LSD received scant attention in the drafting of the law, Sterling
concedes. LSD users -- typically young Grateful Dead fans
-- simply became an easy target for law enforcement agencies
desperate to look like they were having some success in the
drug war.
"The
Drug Enforcement Agency (DEA) is a bureaucracy that has to
prove itself constantly, year by year, to an electorate, to
taxpayers," concurs Michael Levine, a 25 year veteran
of the DEA who now works for the city of Cape Cod, Mass. "They
do that by numbers of arrests and by racking up the extraordinarily
long sentences common with LSD."
Ironically, despite the fact that the DEA budget for LSD has
tripled since 1989, the agency has failed to bust a major
LSD lab since 1981.
One case that sticks in Sterling's craw is that of Nicole
Richardson, now serving a ten-year sentence for conspiracy
to distribute LSD. Richardson was 20 years old and living
with her boyfriend Jeff, a small-time LSD dealer. An informant
called their home and asked where he could find Jeff. She
knew the caller wished to buy LSD and she answered his question.

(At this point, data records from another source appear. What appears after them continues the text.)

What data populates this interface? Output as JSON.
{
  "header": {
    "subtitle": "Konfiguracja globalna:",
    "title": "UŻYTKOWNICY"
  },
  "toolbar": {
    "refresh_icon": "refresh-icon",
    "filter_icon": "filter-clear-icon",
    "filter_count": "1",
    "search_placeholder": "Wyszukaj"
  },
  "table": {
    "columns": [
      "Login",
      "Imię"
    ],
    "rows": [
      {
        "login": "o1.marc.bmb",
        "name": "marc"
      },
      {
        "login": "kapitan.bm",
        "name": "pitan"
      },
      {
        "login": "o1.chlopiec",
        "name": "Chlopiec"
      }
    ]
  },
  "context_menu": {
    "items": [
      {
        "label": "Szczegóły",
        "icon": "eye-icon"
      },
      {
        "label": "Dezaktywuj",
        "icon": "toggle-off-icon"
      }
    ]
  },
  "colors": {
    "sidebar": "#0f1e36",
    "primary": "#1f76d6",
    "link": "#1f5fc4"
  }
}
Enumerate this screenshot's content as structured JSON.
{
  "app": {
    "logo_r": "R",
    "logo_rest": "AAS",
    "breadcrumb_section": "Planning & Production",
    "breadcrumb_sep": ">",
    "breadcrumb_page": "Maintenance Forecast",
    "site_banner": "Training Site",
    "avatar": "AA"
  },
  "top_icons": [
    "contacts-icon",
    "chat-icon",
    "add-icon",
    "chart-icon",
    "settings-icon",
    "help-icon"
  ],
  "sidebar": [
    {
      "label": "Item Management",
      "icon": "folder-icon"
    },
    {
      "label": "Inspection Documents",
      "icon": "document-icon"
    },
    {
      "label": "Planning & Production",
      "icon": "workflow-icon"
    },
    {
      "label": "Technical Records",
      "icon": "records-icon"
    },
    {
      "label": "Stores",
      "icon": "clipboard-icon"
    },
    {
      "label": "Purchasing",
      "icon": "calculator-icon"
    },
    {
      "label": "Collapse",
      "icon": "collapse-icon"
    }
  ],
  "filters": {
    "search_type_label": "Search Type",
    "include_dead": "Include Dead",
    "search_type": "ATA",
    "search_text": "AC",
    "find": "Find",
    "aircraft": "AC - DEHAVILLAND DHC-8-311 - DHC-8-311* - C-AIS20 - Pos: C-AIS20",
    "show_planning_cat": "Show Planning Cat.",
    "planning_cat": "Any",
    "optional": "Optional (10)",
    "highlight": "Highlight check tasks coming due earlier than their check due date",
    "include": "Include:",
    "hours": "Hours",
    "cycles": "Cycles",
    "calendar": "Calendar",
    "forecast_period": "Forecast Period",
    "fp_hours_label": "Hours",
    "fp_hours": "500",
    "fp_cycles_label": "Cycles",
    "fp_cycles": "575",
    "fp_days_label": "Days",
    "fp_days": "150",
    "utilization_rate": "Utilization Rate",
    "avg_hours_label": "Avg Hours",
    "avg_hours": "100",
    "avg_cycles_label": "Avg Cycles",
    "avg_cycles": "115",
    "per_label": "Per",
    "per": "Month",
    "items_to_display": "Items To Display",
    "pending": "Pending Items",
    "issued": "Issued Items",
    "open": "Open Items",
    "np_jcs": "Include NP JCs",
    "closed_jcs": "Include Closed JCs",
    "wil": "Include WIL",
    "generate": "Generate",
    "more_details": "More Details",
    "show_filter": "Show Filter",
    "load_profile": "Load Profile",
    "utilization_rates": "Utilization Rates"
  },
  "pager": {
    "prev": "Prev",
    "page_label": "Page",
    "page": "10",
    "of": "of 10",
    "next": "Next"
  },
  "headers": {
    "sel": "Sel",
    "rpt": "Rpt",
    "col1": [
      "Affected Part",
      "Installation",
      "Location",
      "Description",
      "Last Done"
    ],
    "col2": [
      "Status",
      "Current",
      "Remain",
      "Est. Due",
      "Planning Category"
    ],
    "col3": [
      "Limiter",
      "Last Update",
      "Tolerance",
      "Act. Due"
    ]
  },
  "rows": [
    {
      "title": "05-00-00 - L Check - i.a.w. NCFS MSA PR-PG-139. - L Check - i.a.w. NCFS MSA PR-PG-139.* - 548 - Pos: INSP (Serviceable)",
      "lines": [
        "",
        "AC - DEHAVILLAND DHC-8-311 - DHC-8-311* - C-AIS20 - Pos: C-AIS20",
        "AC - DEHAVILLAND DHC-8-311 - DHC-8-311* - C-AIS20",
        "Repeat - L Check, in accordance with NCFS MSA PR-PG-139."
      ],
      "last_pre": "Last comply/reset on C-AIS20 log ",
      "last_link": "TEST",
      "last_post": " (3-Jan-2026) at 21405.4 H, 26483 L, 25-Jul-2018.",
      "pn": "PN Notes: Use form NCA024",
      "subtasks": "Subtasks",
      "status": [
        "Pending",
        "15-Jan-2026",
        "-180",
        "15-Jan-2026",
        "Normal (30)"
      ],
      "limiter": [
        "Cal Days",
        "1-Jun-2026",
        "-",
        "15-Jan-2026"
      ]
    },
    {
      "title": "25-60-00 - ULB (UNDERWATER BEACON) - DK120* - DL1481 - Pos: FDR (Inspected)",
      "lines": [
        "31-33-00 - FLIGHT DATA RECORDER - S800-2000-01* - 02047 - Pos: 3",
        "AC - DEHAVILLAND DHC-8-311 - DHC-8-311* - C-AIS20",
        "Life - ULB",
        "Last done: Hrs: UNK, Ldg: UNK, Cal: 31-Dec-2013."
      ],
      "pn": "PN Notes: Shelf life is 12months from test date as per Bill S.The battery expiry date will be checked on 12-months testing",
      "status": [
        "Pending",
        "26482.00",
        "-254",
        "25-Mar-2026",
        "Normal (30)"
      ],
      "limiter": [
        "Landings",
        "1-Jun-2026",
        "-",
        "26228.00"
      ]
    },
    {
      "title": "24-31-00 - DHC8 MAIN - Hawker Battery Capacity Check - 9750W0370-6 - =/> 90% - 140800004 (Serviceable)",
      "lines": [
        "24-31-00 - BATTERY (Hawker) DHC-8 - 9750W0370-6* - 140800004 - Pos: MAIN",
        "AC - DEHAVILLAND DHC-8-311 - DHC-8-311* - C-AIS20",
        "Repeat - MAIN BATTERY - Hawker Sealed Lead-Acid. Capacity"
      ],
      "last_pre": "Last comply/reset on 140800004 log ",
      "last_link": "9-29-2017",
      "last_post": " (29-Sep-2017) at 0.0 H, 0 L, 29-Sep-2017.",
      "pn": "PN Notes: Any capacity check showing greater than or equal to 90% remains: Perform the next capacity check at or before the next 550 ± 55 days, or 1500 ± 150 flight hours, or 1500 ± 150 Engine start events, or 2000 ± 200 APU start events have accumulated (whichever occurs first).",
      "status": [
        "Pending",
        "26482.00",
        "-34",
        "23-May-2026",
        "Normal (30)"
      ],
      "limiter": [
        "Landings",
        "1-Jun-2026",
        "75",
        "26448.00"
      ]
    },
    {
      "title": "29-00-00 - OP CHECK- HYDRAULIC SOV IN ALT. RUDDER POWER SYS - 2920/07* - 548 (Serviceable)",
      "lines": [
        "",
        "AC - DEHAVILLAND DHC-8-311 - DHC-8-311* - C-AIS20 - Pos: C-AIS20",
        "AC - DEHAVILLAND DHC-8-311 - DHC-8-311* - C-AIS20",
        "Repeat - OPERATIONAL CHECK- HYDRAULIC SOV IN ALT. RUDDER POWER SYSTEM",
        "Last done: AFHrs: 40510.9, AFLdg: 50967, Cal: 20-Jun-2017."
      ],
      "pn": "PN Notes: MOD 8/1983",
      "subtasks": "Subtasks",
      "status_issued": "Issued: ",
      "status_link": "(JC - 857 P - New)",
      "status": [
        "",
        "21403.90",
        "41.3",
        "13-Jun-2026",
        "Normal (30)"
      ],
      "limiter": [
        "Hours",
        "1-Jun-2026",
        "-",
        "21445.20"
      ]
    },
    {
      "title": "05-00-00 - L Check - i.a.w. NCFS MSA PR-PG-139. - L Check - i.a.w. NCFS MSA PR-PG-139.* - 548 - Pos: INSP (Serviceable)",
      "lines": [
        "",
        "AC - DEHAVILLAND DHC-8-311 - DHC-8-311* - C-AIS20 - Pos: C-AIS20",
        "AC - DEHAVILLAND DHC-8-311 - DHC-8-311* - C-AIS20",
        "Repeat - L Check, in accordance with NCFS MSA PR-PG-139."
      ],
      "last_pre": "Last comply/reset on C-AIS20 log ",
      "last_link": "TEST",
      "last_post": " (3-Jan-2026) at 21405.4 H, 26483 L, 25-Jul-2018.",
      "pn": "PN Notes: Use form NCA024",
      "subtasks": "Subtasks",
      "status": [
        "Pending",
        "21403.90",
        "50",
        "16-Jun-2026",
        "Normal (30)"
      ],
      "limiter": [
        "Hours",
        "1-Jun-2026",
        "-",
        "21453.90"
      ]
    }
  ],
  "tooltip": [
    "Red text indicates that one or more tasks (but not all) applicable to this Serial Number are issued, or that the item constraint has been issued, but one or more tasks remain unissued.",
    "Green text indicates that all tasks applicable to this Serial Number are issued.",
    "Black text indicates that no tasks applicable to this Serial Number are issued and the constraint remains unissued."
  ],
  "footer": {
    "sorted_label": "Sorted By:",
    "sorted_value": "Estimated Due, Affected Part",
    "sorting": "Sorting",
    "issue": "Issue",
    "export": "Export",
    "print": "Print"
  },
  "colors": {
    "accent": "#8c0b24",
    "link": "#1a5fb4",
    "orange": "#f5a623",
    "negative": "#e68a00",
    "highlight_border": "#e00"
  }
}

"That was her entire involvement in the conspiracy,"
says Sterling. Nevertheless, Nicole was sentenced to ten years
based on the quantity of the boyfriend's subsequent drug deal.
Her boyfriend, meanwhile, helped the prosecutor with other
drug busts, and got off with five years.
If the Neal case is successful, LSD sentences will be calculated
regardless of the carrier medium, using a standardized weight
of .4 mgs. per dose. This is less than the weight of a dose
on blotter paper, but still eight times greater than pure
LSD at the DEA's official dosage unit of .05 mgs.
Sentences will still be too harsh, says Julie Stewart, president
of Families Against Mandatory Minimums, which has filed an
amicus brief in support of the appeal. But a victory in the
Neal case "could still make a dramatic difference for
many people."
One of those who may be directly affected is the brother-in-law
of Donald Bergerson, the San Francisco attorney who argued
the Neal case before the Court. "Stanley Marshall's case
is a tragedy, as all these LSD cases are," says Bergerson.
"Here you've got a first offender with no prior record
ending up with a 20-year sentence, which has now been mercifully
reduced to ten, for selling less than a gram of pure LSD."